Healthy diet plans for weight gain

Sep 11, 2017

Quick Bites:
  • Choose high-calorie foods which give you enough of proteins.
  • Cheese & orange juice can be taken in breakfast to increase its calorie content.
  • Lunch should contain carbohydrates-rich foods.

 

The main aim of a diet for healthy weight gain is to allow for intake of more calories than needed. You need to choose high-calorie foods which give you enough of proteins for adding muscle mass rather than fat.

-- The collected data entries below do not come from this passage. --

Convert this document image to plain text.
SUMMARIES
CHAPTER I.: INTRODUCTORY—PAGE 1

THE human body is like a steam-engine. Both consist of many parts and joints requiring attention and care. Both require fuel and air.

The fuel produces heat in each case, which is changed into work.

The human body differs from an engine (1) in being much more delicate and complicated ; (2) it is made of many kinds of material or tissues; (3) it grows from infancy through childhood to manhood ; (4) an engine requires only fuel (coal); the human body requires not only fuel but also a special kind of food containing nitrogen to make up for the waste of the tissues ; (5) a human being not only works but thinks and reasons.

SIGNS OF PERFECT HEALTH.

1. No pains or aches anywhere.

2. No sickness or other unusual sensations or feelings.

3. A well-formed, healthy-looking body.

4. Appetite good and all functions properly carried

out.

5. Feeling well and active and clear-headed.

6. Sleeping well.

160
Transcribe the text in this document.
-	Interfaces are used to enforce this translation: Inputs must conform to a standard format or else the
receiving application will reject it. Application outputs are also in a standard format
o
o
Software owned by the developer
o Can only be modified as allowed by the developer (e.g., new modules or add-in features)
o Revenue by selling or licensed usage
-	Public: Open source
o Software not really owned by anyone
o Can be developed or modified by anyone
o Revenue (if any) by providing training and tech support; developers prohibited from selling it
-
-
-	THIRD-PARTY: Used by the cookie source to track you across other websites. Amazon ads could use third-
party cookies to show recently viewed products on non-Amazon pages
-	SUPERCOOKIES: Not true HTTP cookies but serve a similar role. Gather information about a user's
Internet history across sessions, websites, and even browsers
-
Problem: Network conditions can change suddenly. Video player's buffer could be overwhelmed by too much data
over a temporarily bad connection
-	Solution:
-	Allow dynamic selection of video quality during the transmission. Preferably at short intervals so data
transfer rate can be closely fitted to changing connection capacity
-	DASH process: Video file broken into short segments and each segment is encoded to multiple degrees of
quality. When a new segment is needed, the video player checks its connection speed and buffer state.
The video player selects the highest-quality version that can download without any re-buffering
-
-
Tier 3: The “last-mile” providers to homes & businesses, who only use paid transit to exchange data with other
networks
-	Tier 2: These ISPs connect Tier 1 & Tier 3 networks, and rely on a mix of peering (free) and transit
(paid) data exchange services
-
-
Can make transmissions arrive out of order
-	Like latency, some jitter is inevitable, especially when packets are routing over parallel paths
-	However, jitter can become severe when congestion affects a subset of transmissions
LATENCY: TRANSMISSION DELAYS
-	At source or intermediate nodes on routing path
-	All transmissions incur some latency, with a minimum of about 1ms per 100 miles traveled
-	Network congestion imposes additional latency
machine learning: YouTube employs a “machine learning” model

All healthy menus for weight gain are based on quality of nutrition in the diet and not so much the quantity.

Healthy menu ideas for weight gain

Breakfast

If you eat high calorie foods in your breakfast, it can help you gain weight and meet the calorie needs. By simply adding a cup of whole milk or juice, you can increase the calorie content of your breakfast by around 150. So, your high-calorie meal for breakfast should include two cups whole grain cereals, one large banana and a cup of whole milk. You might want to try a high calorie sandwich with tofu stuffing for increased protein content. Cheese and orange juice can be added to the breakfast to increase its calorie content.

Lunch

Your lunch based on a weight gain menu should contain carbohydrates-rich foods such as potatoes, brown rice, whole wheat bread, tofu, beans and nuts. Beans taken with vegetables give you the required nutrition with calories. Butter also needs to be included for maintaining the healthy level of fat in your body. A very good option for dessert can be having apple slices with peanut butter. This can help you add as much as 1600 extra calories with every cup of the dessert laden with protein.

Dinner

The menus for dinner and lunch are inter-changeable. With mashed potatoes and casseroles, you can use dried milk powder to add taste and of course, get a higher calorie food easily. With every tablespoon of milk powder, you add 33 calories. So, for your high calorie lunch or dinner, have a cup full of mashed potatoes with margarine with gravy. Add half a cup of green beans with margarine along with steamed broccoli and cheese sauce.

Snacks

In your plan for weight gain with a menu, you should not underestimate the importance of having regular snacks. If you keep having snacks such as cashews from time to time, it can help a lot in your efforts of increasing calorie intake. If you are able to consume 780 calories, it can provide vitamins and minerals along with high dose of calories. Add nuts and cereals even in your salad to gain weight. With Brazil, macademia and pecan nuts, you can expect to gain 190-200 calories with every ounce.

These simple weight gaining foods in the menu can work wonders to help you put on weight. You need to ensure that you stick to your plan calorie intake for weight gain. Neither make it too high nor too little.